Música SIN mariconadas (homenaje al maño gruñón y al que no es siervo): «Cucurrucucú paloma»
Hagan sus apuestas, lectores. Ya les digo yo que el primer enlace es el que le gustará más a Luys, y el segundo a Rafael López. Y para que se vea que soy totalmente parcial, añado un tercer enlace, que es el que más me gusta a mí… y es una versión remasterizada de alguno de los 2 anteriores…
enero 28, 2022 a 10:52 pm
Gracias, querido.
Bueno, vamos al lío.
La impagable labor de este blog en pro de la cultura y el conocimiento alcanza un nuevo hito, en el día de hoy. Resulta que he escuchado esta canción un buen número de veces, y por varios artistas distintos, pero desconocía que su autor es el gran compositor Tomás Méndez (hoy hubiera sido si onomástica).
Las versiones mas conocidas por mí son dos: la clásica de la gran Lola Beltrán, cantante de primerísimo nivel que interpretó buena parte de las estupendas composiciones del señor Méndez. La otra es una notable versión de Dolores Pradera cantando a dúo con Paloma San Basilio.
Igual que cuando recomendé «Mujeres divinas» descubrí que su autor era Martín Arieta, a pesar de ser mundialmente conocida por el recientemente fallecido Vicente Fernández, hoy hallo a este compositor mejicano, al que quedarán, a partir se ahora, debidamente asociadas sus creaciones.
En cuanto a la maliciosa intención de don César, con esta propuesta musical de hoy, decirle que me ha enternecido ver al, también, recientemente malogrado Franco Battiato cantar en español el estribillo de la canción en ese pozo de malnacidos pancatalanistas que es la tv3 (creo que la única otra excepción, que han hecho, es cuando acuden etarras a sus programas).
Yo como soy de pueblo pequeñico, siempre hoy a mis mayores cuando se referían a alguien fallecido «que en paz descanse», por ello trataré de no tumbar el descanso de ese excéntrico italiano, sobre el que sentí algún tipo de filiación artística en mis años mozos. Aunque tenga que reconocer que no fue un favor, precisamente, lo que le hizo a don Tomás al versionar su canción, y además en esa jerigonza de italiano e inglés.
Sé que don César es amigo de cantantes estrafalarios extranjeros esguzando canciones en español, me viene a la memoria aquélla recomendación suya, dentro de la noble sección Música sin mariconadas, de una tal Jazz (o algo así) que de propina a su tema «Si jamais j’obluie» (o algo parecido) metió una versión, manifiestamente objetable, de un emblemático tema hispano.
En fin, como dicen mis archienemigos, al no poder visionar, y escuchar, el tercer video propuesto por el tirano, mi voto incondicional es para el autor de esta estupenda canción, don Tomás Méndez.

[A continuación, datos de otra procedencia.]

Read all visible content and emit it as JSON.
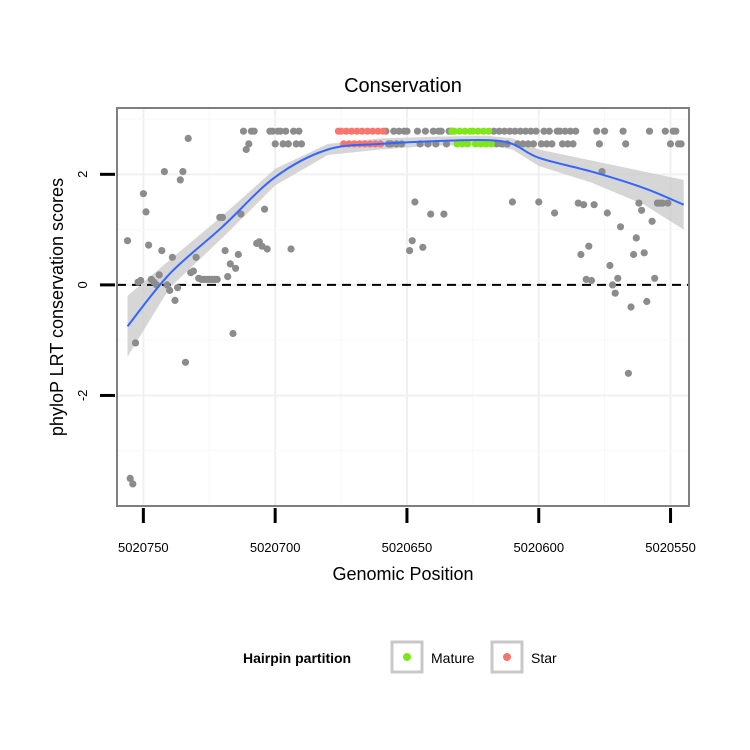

Y, César, afrentas de estas se pagan, y yo me la voy a cobrar.
enero 28, 2022 a 10:56 pm
Fe de erratas:
Donde dice «hoy» debería decir oí.
Donde dice «tumbar» debería decir turbar
enero 29, 2022 a 10:05 am
Estaba cantado, nunca mejor dicho, cual es el tema que te iba a gustar a ti. Curiosmente, el tema elegido por mí si aparece en el borrador del artículo, pero no sé por qué cojones no se publica… así que siempre les quedará la duda de cual de los 2 temas prefiero, ya que el tercero era una versión más de uno de los primeros… pero vamos, doy una ligera pista: es el de Battiato. jajaja.
enero 29, 2022 a 1:59 pm
Atribuladas, e inhóspitas, celadas bullen en mi mente para cobrarme la deuda, por la afrenta cometida.
Pensaba en contenerme, pero la mala sangre bulle por mi sesera, y éso es mal asunto.
Meter en la misma recomendación al gran Tomás Méndez y a ese copiota italinini, cuyo bailecico de marras, ejemplo de armonía y dinamismo, es demasiado, incluso para mí.
Además el tipo se quita las gafas negras hacia el final de la actuación, con lo mono que está con ellas, y lo resultonas que son para disimular esa quilla nasal.
Si esa desaparecida producción sobre la que manifestabas tu preferencia está hecha con esa materia prima, tengo dos cosas claras: que superará al tema versionado, y que no alcanzará las cotas del original aunque se aupe en el apéndice narigudo del señor Battiato.
Por cierto el precio del disco de vinilo es cañón, ¡a ver sí me puedo hacer con él!